If I had the chance to make a trilogy of movies based on The Hobbit (at least if that opportunity came, oh, today), I would prefer to pick pieces of the book. These pieces:
1. Dark Webs in the Bright Leaves: This opening movie would be the story of the sylvan elves and their battle with the spiders. Focusing on the conflict between being stewards and the possibility of eternal learning and care versus the necessity of determining what requires fighting and when sacrifice is justified, this initial installment could have plenty of music (Elves--not just bleach and eyebrows) and conflict. Flashbacks to previous dragon battles? A demonstration of the way that we ignore danger because it's just far enough away to be someone else's problem? Do gated communities work as safeguards? The end would hint at the growing darkness and maybe include a rumor of dwarves. This could establish the deep history of the world (what else are the elves but the visible manifestation of the deep natural history) but also set up the idea of changes and at the same time the rot of long-dead empires or ideas contaminating the present/future.

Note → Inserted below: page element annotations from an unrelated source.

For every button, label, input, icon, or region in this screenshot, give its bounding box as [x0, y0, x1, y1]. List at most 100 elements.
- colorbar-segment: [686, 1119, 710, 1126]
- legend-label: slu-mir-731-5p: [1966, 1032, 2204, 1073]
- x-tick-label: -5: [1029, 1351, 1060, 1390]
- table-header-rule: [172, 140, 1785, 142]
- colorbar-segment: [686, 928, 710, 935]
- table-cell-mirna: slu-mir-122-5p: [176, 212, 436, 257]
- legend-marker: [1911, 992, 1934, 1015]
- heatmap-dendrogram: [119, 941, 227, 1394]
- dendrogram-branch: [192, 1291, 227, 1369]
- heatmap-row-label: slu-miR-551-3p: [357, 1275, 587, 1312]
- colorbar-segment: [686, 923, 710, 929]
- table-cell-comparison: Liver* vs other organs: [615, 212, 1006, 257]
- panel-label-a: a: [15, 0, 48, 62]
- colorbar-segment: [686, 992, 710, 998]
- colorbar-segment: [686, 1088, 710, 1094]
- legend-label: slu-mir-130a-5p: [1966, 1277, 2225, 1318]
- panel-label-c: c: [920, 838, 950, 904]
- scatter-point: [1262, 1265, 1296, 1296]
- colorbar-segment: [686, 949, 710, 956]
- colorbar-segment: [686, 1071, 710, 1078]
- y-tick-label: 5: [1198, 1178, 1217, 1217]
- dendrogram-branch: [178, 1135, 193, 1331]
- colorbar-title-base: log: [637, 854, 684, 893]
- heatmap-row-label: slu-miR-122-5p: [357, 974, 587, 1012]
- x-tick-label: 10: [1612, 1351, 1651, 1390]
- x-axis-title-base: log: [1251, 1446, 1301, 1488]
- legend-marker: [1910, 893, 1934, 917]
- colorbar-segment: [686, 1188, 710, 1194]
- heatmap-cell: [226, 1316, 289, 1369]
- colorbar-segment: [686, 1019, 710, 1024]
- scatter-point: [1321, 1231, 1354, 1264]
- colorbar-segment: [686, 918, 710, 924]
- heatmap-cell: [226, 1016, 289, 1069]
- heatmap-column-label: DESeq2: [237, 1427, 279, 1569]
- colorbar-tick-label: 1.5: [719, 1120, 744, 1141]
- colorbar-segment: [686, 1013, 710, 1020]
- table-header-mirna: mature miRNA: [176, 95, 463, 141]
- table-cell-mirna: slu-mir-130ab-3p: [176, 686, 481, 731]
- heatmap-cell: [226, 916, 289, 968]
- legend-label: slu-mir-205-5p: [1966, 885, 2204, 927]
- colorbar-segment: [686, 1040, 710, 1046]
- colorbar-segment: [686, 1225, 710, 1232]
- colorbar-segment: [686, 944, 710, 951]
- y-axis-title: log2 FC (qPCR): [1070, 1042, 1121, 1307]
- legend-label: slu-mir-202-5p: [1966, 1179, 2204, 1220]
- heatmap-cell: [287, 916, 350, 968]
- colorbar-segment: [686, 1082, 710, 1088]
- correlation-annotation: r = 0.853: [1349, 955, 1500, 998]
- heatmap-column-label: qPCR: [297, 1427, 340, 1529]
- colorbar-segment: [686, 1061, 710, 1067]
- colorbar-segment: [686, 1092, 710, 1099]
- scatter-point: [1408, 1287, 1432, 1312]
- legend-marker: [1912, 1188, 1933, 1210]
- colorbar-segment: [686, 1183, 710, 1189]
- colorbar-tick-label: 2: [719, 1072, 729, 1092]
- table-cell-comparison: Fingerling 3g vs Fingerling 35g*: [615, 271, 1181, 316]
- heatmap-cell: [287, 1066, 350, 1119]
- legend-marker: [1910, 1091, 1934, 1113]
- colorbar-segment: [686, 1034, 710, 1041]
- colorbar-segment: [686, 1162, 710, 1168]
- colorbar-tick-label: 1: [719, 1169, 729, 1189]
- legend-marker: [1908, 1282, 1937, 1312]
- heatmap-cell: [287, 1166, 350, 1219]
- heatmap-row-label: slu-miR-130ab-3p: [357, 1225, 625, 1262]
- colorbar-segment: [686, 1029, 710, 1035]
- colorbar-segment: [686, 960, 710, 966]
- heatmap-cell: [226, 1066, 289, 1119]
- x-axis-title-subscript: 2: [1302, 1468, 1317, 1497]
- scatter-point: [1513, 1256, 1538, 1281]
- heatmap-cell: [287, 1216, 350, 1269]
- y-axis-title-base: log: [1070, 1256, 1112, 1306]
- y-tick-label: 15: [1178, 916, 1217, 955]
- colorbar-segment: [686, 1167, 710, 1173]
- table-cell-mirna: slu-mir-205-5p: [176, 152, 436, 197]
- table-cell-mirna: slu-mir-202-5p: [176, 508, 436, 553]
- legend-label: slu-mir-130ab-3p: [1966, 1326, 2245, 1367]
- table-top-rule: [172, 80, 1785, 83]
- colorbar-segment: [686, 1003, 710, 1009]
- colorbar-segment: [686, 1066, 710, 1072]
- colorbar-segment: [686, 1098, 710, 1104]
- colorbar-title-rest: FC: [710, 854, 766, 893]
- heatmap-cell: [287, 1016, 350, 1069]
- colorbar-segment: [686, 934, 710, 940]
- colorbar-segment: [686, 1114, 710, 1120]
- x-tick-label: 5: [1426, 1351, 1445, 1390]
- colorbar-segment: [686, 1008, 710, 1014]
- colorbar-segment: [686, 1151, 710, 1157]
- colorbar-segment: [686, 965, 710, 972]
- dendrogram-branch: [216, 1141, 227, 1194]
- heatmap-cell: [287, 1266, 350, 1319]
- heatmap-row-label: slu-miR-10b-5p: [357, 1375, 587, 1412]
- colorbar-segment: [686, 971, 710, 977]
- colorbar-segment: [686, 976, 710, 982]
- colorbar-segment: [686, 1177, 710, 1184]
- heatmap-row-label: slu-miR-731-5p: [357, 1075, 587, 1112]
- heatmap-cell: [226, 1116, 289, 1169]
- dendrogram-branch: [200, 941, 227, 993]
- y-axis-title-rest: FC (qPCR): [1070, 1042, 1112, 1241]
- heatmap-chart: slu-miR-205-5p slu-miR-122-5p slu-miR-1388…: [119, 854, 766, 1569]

2. A Brief Kingdom: This movie would take place in The Lonely Mountain in between the death of the dragon and the (spoiler alert?) death of Thorin and would focus entirely on Thorin. Flashbacks might give some backstory, but the interaction of the dwarves could establish a good deal of their character and Thorin would get an entire movie to enact his accession, fall, and redemption, with the benefit of introducing Bilbo, who will be the focus of the last movie.
3. The Road and the Tale: This final movie would take place entirely on Bilbo's return to the shire, as he explains to various companions (Gandalf? Various elves? A passing ranger?) what has happened and we begin to see how the story that we've experienced from various viewpoints becomes the story of a particular hobbit whose family will become so important to the upcoming LOTR trilogy. I love the idea of watching a story becoming myth as Bilbo continues to refine what he will remember from the adventures.
Breaking the story free from the book and plunging deeper into certain pieces struck me as a way to wind through the story without just repeating it. To give one a chance to both honor the source material and demonstrate that stories change every time they are retold.
It is manifestly a good thing that I will never get the opportunity to recreate a trilogy.